Cinobufotalin is a chemical compound extracted from the skin of dried bufo toads that may have curative potential for certain malignancies through different mechanisms; however, these mechanisms remain unexplored in breast cancer. The aim of the present study was to investigate the antitumor mechanism of cinobufotalin in breast cancer by using microarray data and in silico analysis. The microarray data set GSE85871, in which cinobufotalin exerted influences on the MCF‑7 breast cancer cells, was acquired from the Gene Expression Omnibus database, and the differentially expressed genes (DEGs) were analyzed. Subsequently, protein interaction analysis was conducted, which clarified the clinical significance of core genes, and Gene Ontology and Kyoto Encyclopedia of Genes and Genomes were used to analyze cinobufotalin‑related pathways. The Connectivity Map (CMAP) database was used to select existing compounds that exhibited curative properties similar to those of cinobufotalin. A total of 1,237 DEGs were identified from breast cancer cells that were treated with cinobufotalin. Two core genes, SRC proto‑oncogene non‑receptor tyrosine kinase and cyclin‑dependent kinase inhibitor 2A, were identified as serving a vital role in the onset and development of breast cancer, and their expression levels were markedly reduced following cinobufotalin treatment as detected by the microarray of GSE85871. It also was revealed that the 'neuroactive ligand‑receptor interaction' and 'calcium signaling' pathways may be crucial for cinobufotalin to perform its functions in breast cancer. Conducting a matching search in CMAP, miconazole and cinobufotalin were indicated to possessed similar molecular mechanisms. In conclusion, cinobufotalin may serve as an effective compound for the treatment of a subtype of breast cancer that is triple positive for the presence of estrogen, progesterone and human epidermal growth factor receptor‑2 receptors, and its mechanism may be related to different pathways. In addition, cinobufotalin is likely to exert its antitumor influences in a similar way as miconazole in MCF‑7 cells.

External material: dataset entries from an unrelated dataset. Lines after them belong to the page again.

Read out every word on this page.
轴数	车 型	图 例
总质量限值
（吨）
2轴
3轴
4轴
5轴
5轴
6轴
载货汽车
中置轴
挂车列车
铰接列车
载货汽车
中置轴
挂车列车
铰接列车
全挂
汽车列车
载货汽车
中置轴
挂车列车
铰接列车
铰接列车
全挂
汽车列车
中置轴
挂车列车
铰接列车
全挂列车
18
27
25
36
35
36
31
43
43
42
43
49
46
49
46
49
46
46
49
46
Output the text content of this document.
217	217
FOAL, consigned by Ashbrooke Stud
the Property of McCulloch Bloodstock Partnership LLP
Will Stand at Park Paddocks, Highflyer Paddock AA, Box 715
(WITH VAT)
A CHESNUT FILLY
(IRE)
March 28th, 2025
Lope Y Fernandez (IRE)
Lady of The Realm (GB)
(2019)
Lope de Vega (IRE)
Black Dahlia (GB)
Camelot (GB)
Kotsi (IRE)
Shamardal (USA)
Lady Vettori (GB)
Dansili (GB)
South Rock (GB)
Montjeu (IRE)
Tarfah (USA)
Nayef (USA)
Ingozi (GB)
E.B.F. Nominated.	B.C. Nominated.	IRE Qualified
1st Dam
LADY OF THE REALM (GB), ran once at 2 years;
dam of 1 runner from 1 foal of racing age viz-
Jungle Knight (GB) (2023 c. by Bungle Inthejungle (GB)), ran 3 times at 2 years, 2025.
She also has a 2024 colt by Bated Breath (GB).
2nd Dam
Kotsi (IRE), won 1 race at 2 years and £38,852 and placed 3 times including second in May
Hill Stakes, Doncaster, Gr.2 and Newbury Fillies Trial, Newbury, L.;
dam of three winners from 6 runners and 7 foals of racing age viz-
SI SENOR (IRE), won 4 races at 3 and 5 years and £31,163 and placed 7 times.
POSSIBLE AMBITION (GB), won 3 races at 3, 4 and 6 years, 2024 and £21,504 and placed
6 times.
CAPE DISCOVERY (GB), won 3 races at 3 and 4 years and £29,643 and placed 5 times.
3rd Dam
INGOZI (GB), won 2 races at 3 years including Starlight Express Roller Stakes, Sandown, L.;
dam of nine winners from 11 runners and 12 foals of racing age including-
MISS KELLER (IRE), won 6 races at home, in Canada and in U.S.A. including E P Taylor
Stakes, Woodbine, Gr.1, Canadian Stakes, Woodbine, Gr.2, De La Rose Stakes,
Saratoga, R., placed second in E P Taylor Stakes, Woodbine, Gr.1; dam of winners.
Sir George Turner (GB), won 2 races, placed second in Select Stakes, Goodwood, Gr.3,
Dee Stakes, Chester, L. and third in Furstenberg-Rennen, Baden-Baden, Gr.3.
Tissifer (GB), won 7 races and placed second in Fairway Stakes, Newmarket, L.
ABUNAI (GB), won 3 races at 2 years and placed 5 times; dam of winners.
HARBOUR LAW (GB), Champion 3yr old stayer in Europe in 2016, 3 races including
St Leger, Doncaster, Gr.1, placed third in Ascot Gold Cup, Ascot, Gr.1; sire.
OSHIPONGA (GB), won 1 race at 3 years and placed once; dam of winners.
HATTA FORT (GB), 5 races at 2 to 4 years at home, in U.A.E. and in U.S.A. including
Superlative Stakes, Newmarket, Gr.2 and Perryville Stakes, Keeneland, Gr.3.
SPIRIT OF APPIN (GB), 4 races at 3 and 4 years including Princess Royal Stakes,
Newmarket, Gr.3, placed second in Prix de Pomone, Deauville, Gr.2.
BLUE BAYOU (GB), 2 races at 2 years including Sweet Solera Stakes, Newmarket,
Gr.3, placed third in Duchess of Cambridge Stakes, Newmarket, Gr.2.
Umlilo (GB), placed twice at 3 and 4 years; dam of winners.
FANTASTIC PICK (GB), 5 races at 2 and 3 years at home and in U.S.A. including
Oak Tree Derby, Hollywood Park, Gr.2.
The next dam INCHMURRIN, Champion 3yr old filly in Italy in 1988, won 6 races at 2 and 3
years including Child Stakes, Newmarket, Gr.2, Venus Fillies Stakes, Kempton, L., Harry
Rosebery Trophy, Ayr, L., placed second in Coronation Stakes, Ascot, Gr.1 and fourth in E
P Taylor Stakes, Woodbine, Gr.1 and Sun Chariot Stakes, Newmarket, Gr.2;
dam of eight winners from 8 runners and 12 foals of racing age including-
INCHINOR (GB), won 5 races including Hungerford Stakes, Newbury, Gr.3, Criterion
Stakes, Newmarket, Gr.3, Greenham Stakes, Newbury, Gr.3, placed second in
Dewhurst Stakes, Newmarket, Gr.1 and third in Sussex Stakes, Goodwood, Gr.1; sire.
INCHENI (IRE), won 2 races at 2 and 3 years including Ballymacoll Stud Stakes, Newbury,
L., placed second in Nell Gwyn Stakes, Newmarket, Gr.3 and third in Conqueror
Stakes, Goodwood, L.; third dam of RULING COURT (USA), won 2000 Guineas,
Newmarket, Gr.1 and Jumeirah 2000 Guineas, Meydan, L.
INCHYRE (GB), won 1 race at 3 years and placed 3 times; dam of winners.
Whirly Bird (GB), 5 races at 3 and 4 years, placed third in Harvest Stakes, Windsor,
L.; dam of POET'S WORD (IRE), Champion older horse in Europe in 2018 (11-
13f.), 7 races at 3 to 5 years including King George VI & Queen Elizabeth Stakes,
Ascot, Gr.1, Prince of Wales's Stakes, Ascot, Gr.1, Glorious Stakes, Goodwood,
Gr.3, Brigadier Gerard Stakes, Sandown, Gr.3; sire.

华蟾素是从干燥蟾蜍皮中提取的一种化合物,通过不同的机制可能对某些恶性肿瘤具有治疗潜力;然而,这些机制在乳腺癌中尚未得到探索。本研究旨在通过微阵列数据和计算机分析研究华蟾素在乳腺癌中的抗肿瘤机制。从基因表达综合数据库中获取了 GSE85871 微阵列数据集,其中华蟾素对 MCF-7 乳腺癌细胞有影响,并对差异表达基因(DEGs)进行了分析。随后,进行了蛋白质相互作用分析,阐明了核心基因的临床意义,并用基因本体论和京都基因与基因组百科全书分析了华蟾素相关途径。连接映射(CMAP)数据库用于选择具有与华蟾素相似治疗特性的现有化合物。从用华蟾素处理的乳腺癌细胞中鉴定出 1237 个 DEGs。两个核心基因 SRC 原癌基因非受体酪氨酸激酶和周期蛋白依赖性激酶抑制剂 2A,被鉴定为在乳腺癌的发生和发展中起重要作用,并且它们的表达水平在 GSE85871 的微阵列中明显降低。还表明“神经活性配体-受体相互作用”和“钙信号”途径可能对华蟾素在乳腺癌中发挥作用至关重要。在 CMAP 中进行匹配搜索表明,咪康唑和华蟾素具有相似的分子机制。总之,华蟾素可能是一种有效的治疗雌激素、孕激素和人表皮生长因子受体-2 受体三重阳性的乳腺癌亚型的化合物,其机制可能与不同的途径有关。此外,华蟾素可能在 MCF-7 细胞中以类似于咪康唑的方式发挥其抗肿瘤作用。